I added mipmapping support to the software renderer for my GPGPU project.

Here’s a quick test image. This is a simple checkerboard rendered onto a square that has been stretched far into the Z direction.

I’ve drawn each mip level with a different color in this experiment so it’s clear where it switches levels. The TextureSampler maintains an array of texture surfaces, with each one being half the size of the previous one. This formula determines which source level to use:

int mipLevel = __builtin_clz(int(1.0f / fabs(u[1] - u[0]))) - fBaseMipBits;

The first interesting part of the equation is here:

int mipLevel = __builtin_clz(int(1.0f / fabs(u[1] - u[0]))) - fBaseMipBits;

Hardware GPUs generally process pixels in quads: 2x2 grids of pixels. One of the reasons for this is that it makes it easier to determine the proper mip level. This renderer works in groups of 4x4 pixels, 16 at a time, the size of each vector register. The pixels are mapped to vector lanes as follows:

 0  1  2  3
 4  5  6  7
 8  9 10 11
12 13 14 15

The ‘u’ and ‘v’ parameters are passed into the texture sampler.

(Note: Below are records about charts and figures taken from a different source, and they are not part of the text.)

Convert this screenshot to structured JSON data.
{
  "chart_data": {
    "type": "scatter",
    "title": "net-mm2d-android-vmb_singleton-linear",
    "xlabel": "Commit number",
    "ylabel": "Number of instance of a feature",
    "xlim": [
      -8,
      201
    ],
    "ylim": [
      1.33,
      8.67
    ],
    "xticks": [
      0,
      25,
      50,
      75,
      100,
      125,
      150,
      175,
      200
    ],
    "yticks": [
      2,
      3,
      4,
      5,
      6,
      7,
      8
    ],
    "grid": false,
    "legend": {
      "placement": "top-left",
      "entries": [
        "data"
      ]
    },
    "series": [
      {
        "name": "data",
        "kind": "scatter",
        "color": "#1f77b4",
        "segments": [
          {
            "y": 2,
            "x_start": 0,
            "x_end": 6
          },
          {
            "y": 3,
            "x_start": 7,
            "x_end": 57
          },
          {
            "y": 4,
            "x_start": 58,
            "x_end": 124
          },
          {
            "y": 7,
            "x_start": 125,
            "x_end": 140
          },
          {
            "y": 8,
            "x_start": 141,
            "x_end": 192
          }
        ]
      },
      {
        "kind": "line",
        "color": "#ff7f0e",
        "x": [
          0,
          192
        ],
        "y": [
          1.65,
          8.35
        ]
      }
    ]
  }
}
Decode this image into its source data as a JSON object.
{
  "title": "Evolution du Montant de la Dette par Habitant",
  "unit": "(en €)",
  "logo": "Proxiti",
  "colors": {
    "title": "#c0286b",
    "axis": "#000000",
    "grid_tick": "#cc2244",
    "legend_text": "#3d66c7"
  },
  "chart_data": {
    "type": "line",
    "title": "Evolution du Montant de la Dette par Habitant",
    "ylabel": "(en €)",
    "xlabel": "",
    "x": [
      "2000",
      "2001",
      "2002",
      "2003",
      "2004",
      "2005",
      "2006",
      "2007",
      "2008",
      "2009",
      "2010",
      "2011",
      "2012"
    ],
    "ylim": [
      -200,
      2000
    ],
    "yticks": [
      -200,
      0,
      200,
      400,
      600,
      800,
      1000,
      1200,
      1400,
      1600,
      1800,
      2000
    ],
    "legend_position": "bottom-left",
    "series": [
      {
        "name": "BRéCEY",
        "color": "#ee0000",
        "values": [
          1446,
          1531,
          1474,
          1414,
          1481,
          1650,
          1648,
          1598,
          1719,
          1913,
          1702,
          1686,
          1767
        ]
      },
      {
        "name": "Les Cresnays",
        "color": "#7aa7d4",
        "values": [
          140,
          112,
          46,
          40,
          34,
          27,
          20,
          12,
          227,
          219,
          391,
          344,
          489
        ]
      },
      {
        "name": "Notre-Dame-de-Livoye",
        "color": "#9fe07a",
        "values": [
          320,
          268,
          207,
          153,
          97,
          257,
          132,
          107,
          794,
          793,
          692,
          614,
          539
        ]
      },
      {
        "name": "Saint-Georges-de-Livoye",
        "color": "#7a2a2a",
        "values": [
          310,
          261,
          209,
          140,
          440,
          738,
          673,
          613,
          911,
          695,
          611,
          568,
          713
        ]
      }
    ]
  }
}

They are 16 element vectors that have the horizontal (u) and vertical (v) coordinates for each source texel.

void TextureSampler::readPixels(vecf16_t u, vecf16_t v, ...

By subtracting the horizontal coordinate of pixel 0 from pixel 1, we find the horizontal distance between two adjacent texels in texture coordinate space (0.0 to 1.0).

Note that the bracket operator extracts the vector lane using a special instruction. U and V are vector registers, not arrays.

I’ve taken a few shortcuts with this computation:

  • I’m only looking at the distance horizontally, which may choose a suboptimal level if it is stretched more in one direction than another. Most hardware implementations look at both horizontal and vertical.
  • I apply the same mip level to all 16 pixels based on the distance only of the top two. Most traditional GPUs apply levels independently for each 2x2 quad.

The next step is to convert from the texture coordinate system (0.0 to 1.0) to the raster coordinate space for the source texture. Of course, we need to pick the correct source texture first. I would like the distance between the two adjacent pixels in the destination to be close to one texel in the source mipmap. I can compute the horizontal adjacentTexelDistance using this formula:

adjacentTexelDistance = fabs(u[0] - u[1]) * sourceMipMapWidth

I can reverse this and find the source mip map width that would have a distance of one texel. Setting adjacentTexelDistance to 1 and dividing both sides by the distance between the two texels:

sourceMipMapWidth = 1.0 / fabs(u[0] - u[1])

Which we see in the formula above:

int mipLevel = __builtin_clz(int(1.0f / fabs(u[1] - u[0]))) - fBaseMipBits;

This is the ideal source mip map width in pixels. This must be rounded to the closest power-of-two texture size. The count leading zeroes instruction does this in one cycle after first converting the width to an integer. This is effectively a logarithm base-2.

int mipLevel = __builtin_clz(int(1.0f / fabs(u[1] - u[0]))) - fBaseMipBits;

Now, it needs to express that as an index into the source texture array. I precomputed log2 of the largest texture size when the sampler was initialized by calling count leading zeroes on the largest mip map width, and stored it in fBaseMipBits. Subtracting that effectively divides by the size because these are logarithms.

int mipLevel = __builtin_clz(int(1.0f / fabs(u[1] - u[0]))) - fBaseMipBits;

There are a few more lines of code after the mip level is computed. It must clamp to the bounds of the array (the computed mip level will be negative if a larger texture than the one provided would provide more detail):

if (mipLevel > fMaxMipLevel)
    mipLevel = fMaxMipLevel;
else if (mipLevel < 0)
    mipLevel = 0;

Finally, it can select the source surface:

Surface *surface = fMipSurfaces[mipLevel];

From there, it sample pixels and blends the same way the non-mipmapped version did.

The following images show the difference with some more interesting textures. The top image shows the result with no mipmapping. There is a lot of noise in the more distant pixels. This is aliasing that occurs because we are sampling at too low a frequency. The second image shows mipmapping enabled. It’s subtle, but you can see that the image looks much smoother as it recedes into the distance.

I’m still considering whether to implement a full hardware texture unit or perhaps specialized instructions to accelerate texture blending, but first I’d like to do more performance characterization of the fully software texture sampler.